Em obras há 15 anos, o Novo Aeroporto Internacional de Luanda (NAIL) vai ser modernizado, em termos de engenharia e funcionalidade, anunciou em Luanda o ministro dos Transportes.

 

Ricardo de Abreu disse que a intervenção resulta de informações constantes de um memorando sobre o estado de execução da obra, aprovado quinta-feira em Conselho de Ministros, sendo que as alterações visam adequar a estrutura aos padrões actuais de modernidade e de conforto dos passageiros.
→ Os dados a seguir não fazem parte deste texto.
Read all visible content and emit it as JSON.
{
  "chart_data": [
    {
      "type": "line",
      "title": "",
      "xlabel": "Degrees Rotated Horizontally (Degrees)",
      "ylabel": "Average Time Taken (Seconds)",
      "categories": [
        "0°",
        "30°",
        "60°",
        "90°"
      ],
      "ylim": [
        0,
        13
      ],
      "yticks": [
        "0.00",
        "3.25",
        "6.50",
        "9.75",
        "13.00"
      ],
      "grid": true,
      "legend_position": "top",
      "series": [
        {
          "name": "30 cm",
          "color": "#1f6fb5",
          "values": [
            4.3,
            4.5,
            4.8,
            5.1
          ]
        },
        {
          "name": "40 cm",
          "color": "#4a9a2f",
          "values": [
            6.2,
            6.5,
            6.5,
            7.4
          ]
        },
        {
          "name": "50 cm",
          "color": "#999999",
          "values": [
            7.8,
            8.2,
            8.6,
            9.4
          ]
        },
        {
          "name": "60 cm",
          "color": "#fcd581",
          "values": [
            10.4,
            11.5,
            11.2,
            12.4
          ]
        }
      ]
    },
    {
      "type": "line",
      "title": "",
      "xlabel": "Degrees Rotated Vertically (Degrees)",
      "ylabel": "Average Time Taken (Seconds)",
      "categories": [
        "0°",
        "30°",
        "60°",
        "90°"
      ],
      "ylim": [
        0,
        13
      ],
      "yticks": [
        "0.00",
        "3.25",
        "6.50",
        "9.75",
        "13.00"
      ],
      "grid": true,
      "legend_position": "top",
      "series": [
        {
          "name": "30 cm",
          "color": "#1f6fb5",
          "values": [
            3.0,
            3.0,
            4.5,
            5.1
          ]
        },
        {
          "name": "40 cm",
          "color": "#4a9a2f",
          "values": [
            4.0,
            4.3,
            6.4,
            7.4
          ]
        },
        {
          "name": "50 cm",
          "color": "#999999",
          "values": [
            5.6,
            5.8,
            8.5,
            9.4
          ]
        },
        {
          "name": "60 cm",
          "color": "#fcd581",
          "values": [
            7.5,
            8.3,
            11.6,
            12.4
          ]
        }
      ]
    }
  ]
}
“Estamos a falar de um projecto que se iniciou há dez anos, cuja concessão também é muito antiga”, afirmou o ministro, numa referência à obra em edificação na comuna do Bom Jesus, no município de Icolo e Bengo, a 30 quilómetros de Luanda.

Rodrigo Januário, director-geral da Mace Group, empresa a quem foi adjudicada a fiscalização do projecto, disse em Junho de 2018 que as obras de construção do Novo Aeroporto Internacional de Luanda ficariam concluídas em 2020 “caso não se venham a verificar constrangimentos de ordem financeira.”

O ministro dos Transportes, citado pela “Angop”, assegurou agora que existe reserva financeira, por parte do Ministério das Finanças, para se avançar com as alterações propostas.

Em Outubro de 2017, no decurso de uma visita ao empreendimento pelo Presidente João Lourenço, o ministro dos Transportes, Augusto Tomás, informou que o NAIL, em construção desde 2004 por empreiteiros chineses, só deveria iniciar a operação em 2019, dois anos depois do inicialmente previsto. Março de 2020 é, porém, a data agora anunciada.

A construção está a cargo da empresa China International Fund Limited (CIF), contratada pelo governo angolano por 3 800 milhões de dólares, tendo os equipamentos sido encomendados à empresa China National Aero-Technology International Engineering Corporation pela soma de 1 400 milhões de dólares.

O Novo Aeroporto Internacional de Luanda poderá acolher até 15 milhões de passageiros por ano, sendo dez milhões do tráfego internacional e cinco milhões do nacional.